I would like to install a 30 x 60 inches wood panel (1 inch thick) in the ceiling. Not sure how much this wood panel alone would weight. Looking for suggestions of what kind of wood to use.

The idea is to leave a gap between the ceiling and this wood panel so wires can pass through, if necessary.

This will act as a second ceiling, so we can hang things and occasionally being able to replace the panel for a brand new installation (therefore not needing to drill new holes in the ceiling). The things we will hang will change - we will install some lights and plants, but one day it might be replaced by a projector, Christmas stuff, etc. If the wood panel gets too used, it would be replaced by a new panel (simply removing the existing panel, and putting the new one with no new holes in the ceiling). I'd say items to be hang will be around 30 pounds (lbs).

Is there a standard math/formula or expertise you can give me to know:

  • How many anchors I need? Two (one each side)? Four (one each corner)? Five (each corner plus center?)
  • What anchors are recommended taking into consideration that we want to be able to replace the panel occasionally (therefore removing and reinstalling the anchors with no new holes)?

I'm not concerned about estetics yet, it's easy to do later (thin painted wood to create a box).

Thanks for any help!

  • It's not easy to fasten anything under a concrete slab, failure can seriously hurt or kill someone.
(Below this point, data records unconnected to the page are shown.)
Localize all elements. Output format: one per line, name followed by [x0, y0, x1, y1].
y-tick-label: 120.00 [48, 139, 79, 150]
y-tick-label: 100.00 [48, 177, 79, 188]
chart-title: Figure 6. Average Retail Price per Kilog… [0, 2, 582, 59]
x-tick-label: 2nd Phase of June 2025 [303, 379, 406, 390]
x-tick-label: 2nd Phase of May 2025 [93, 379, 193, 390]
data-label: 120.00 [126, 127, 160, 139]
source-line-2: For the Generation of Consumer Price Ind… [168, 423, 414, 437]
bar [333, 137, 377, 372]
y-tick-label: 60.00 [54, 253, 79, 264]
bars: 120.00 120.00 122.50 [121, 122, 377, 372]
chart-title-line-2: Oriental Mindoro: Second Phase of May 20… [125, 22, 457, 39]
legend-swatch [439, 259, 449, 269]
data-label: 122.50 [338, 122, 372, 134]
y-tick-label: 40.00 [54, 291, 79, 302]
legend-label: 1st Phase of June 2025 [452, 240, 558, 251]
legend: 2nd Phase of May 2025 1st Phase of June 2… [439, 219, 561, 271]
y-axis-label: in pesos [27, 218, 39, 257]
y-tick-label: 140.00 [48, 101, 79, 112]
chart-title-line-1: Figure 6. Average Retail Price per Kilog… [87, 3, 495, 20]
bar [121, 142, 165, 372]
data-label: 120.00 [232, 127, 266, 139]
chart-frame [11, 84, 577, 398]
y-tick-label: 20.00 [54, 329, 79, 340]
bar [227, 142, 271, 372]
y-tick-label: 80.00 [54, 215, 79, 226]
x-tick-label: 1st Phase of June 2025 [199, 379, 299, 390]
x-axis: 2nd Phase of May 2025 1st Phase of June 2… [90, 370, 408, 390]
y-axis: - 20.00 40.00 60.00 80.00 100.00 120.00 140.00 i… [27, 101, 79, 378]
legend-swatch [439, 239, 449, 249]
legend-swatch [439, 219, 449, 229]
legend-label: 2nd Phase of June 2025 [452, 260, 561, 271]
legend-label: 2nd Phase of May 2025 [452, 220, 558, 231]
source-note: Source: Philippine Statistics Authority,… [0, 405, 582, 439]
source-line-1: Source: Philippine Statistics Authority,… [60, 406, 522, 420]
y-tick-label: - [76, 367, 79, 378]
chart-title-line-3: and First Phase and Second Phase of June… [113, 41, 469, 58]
Please consult with an engineer/architect for your own safety.
    – r13
    Dec 1, 2021 at 0:31

2 Answers 2


Four anchors are adequate if:

  • They're substantial enough to secure the load to the ceiling, such as lag screws with expanding shields
  • The plywood is rigid enough to handle the span (you could place the anchors at the 25% points lengthwise to reduce span)

Otherwise, use six or eight screws. It's hard to say more without more detail about your situation, such as type of concrete. Some general advice:

  • If you're able to drill 5/8" holes, lag shields are a sure bet
  • If not, #12 or #14 screws in plastic anchors should do well if everything is sized properly
  • I'd use 3/4" plywood. It's less likely to warp and will be rigid enough. You could get away with 1/2" or 5/8" with six or more anchors.

Followup questions from comments:

  • I didn't use any math. Math isn't great here because it makes all kinds of assumptions, many of which depend on your carpentry prowess. For example, if you use the wrong size screws in plastic anchors you'll cut holding power by 80%, and if you run screws too deep in plywood you reduce its hold by about the same. If the integrity of the concrete isn't there it's all out the window anyway. I'm relying on more than three decades of professional and personal experience, but I don't have all the information I'd need to be specific.
  • I think four plastic anchors are barely adequate for a 30# load in tension (as opposed to in shear, such as with wall-mounted stuff), and I'd use at least six. Again, properly sized screws, to create the required internal friction, are critical. Test well before putting it to use. If it doesn't hold you up, it's not done well.
  • Screw head type doesn't much matter as long as they aren't small-head trim-type screws. Good plywood won't allow them to pull through if you barely counter-sink them flush or leave them above the surface.
  • To reiterate, just four corner anchors may leave you with substantial sag in the sheet. I'd move them inward somewhat to reduce span.
  • Thanks! Very informative! The four anchors are based in your experience or did you do some quick math? I have trouble knowing how many are needed. I believe 5/8" holes might be too much, and very hard to remove later if ever needed. For now it seems the plastic anchors. You think four plastic anchors (one each corner) would be able to hold: 3/4" plywood 30x60" + 30 pounds of stuff installed on the plywood (not counting the plywood weight)? Any specific recommendation about the screws, the head type? Do I need to use a washer? Thanks very much!
    – igorjrr
    Nov 4, 2020 at 21:21
  • Additional questions addressed above.
    – isherwood
    Nov 4, 2020 at 22:19

I would anchor some 1x2" strapping to the ceiling using concrete anchors, then attach the panel to the strapping with standard wood screws.

  • To be on the "safe side", if I were doing it, I would probably put 3 or 4 anchors per strap into the concrete.
    • My wife would tell me that this is overkill, but it's better than having it fall.
    • If you use concrete screws (like a Tapcon™) you can unscrew a piece of strapping and install a new one should it get too torn up. If you use concrete nails, that would be a much harder proposition.
  • Likewise, I would probably use at least 4 screws per strap to anchor the board to the ceiling strapping.

I would run four 30" strips spaced evenly along the 60" dimension. If you wanted, you could inset the outside ones an inch or two, and make the strips an equal length shorter (26" or 28") to make it look like the panel was floating.

This would allow you to run cabling between the top of the panel and the bottom of the ceiling. It would also allow you to change out the wood panel for something with a different "look" based on the season, or maybe even have a "Christmas panel" with lights and mistletoe preinstalled, etc.

Please bear in mind requirements for running electrical in a situation like this. That would be good fodder for a new question, just to make sure you're not causing yourself further issues in the future.